I got a few. The film’s protagonist, Amy, (Melanie Lynskey), three-months divorced from her entertainment-attorney husband in Manhattan, and now living with her parents in Westport, Conn., used to watch the Marx Brothers with her father when she was a kid. Now she’s watching them again. We see clips from “Duck Soup” and “Animal Crackers,” with Groucho singing the title song, the absurdity of which I’ve always liked. I laughed out loud when I heard this again:
I’ll do anything you say!
I’ll even stay!
But I must be....going
It’s one of the few times I laughed out loud at this April-June romantic comedy.
The movie opens with Amy getting up at noon, slumping off to the kitchen for crackers, and then returning to her room to watch “One Day at a Time” reruns on TV. Her mother, Ruth (Blythe Danner), half encourages her, half chastises her to get moving again. She tries to buck her up but brings her down in the peculiar way of mothers. She talks about a friend’s daughter who is now apparently on anti-depressants, or depressaunts as she calls them, Frenchifying the word, legitimizing it, and implies that maybe this is the path for Amy. “Amy, you haven’t left the house in three months,” she says, seeming concerned. Then her real concern emerges. Important guests are arriving for an important dinner. “Honey, I need you to shape up a little. Get something nice to wear.”
To be honest, I only had so much sympathy for Amy. Her circumstances are tough but not that tough. She’s had heartache but no more than the rest of us. She’s been lying around for three months, wasting her life, wasting her parents’ time and money. At some point, you need to look for something to do and do it. You need to find a place, and a talent with which you can make money, or for which someone will pay you, and then do that. Or you do the thing that makes you money and then you do the other thing that fulfills you, which is what most of us do. It can be hard, particularly in our current culture and economy, but Amy and I are still living in America in the 21st century. The luck heaped upon us is still overwhelming.
At the dinner party, which involves a potential client for her lawyer-father Stan (John Rubenstein), the son of that client, 19-year-old Jeremy (Christopher Abbott of HBO’s “Girls”), is the only other person at the table, besides Amy, who looks uncomfortable with the glib, wine-infused conversation. Occasionally he’ll make eyes at her. Eventually he follows her into another room and makes a pass.
Thus every road back to wholeness begins with the distraction of romance.
At some point, fairly early in the movie, I thought, “Wouldn’t it be great if she wound up where she started: groaning at the start of the day and watching tired re-runs on TV?” I thought: Why does she have to realize her self-worth? What is it about her self that’s worthy? That she’s nice? That she takes photos of rivers? She was going to publish a book of her river photos once.
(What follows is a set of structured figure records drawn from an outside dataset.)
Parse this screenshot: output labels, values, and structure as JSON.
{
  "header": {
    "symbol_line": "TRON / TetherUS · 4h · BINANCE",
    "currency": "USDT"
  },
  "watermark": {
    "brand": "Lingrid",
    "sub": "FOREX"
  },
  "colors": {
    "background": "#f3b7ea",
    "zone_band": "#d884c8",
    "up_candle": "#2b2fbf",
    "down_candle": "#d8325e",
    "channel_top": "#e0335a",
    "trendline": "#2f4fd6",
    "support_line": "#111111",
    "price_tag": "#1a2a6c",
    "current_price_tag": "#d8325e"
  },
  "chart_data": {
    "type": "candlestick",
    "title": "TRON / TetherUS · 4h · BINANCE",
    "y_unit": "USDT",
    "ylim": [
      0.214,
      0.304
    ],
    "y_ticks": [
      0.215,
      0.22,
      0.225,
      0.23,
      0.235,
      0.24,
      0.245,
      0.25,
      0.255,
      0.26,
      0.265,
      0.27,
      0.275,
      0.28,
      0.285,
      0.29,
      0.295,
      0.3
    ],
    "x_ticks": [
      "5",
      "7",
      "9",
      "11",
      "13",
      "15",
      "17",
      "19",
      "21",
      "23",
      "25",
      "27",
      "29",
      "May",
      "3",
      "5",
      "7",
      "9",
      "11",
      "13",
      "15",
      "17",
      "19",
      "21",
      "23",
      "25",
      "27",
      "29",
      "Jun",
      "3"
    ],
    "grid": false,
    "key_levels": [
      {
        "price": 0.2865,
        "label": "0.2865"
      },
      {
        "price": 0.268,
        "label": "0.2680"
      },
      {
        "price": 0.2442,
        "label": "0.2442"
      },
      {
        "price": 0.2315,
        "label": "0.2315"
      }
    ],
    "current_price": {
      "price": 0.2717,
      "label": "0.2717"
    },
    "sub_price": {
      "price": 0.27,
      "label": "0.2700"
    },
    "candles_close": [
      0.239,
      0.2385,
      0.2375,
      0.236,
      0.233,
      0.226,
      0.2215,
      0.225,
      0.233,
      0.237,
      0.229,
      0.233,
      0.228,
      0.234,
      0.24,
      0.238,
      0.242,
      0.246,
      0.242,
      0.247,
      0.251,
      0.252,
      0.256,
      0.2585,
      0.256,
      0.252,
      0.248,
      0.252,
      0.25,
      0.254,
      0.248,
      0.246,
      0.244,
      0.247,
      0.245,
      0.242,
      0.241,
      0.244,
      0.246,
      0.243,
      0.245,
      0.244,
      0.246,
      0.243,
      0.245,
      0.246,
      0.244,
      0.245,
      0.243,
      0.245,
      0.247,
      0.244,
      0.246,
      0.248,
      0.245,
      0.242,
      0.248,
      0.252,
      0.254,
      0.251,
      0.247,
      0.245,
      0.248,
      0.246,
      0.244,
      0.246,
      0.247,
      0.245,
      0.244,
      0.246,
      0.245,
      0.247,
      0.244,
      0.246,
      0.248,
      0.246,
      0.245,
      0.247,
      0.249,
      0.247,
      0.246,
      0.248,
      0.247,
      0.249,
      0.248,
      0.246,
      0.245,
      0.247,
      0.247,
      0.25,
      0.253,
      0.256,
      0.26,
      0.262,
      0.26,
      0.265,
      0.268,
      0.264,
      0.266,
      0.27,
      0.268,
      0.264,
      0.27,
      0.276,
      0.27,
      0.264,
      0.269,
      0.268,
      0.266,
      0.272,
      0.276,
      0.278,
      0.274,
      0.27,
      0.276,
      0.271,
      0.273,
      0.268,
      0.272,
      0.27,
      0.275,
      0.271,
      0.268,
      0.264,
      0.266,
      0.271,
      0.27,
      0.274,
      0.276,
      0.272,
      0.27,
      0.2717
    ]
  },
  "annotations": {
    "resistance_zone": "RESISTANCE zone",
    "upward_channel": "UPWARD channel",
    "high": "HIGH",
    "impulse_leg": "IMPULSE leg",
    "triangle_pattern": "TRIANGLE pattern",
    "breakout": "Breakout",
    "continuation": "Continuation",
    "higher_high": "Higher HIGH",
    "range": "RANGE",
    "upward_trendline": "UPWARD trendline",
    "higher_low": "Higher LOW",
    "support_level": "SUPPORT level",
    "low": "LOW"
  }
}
Apparently she got distracted by her attorney husband. What was she doing all the time she was married anyway? Was she working? Where? How did she fill her days?
In “Hello I Must Be Going,” written by first-time screenwriter Sarah Koskoff and directed by third-time director Todd Louiso, Amy never finds a job, or a purpose, but she finds enough value in herself to demand alimony from her ex. That’s her big self-esteem moment. Then she and her mother travel the world together. She’ll take pictures of her mother. And, one assumes, rivers.
Groucho: Do you suppose I could buy back my introduction to you?
Amy: slowly dying on her road to self-esteem.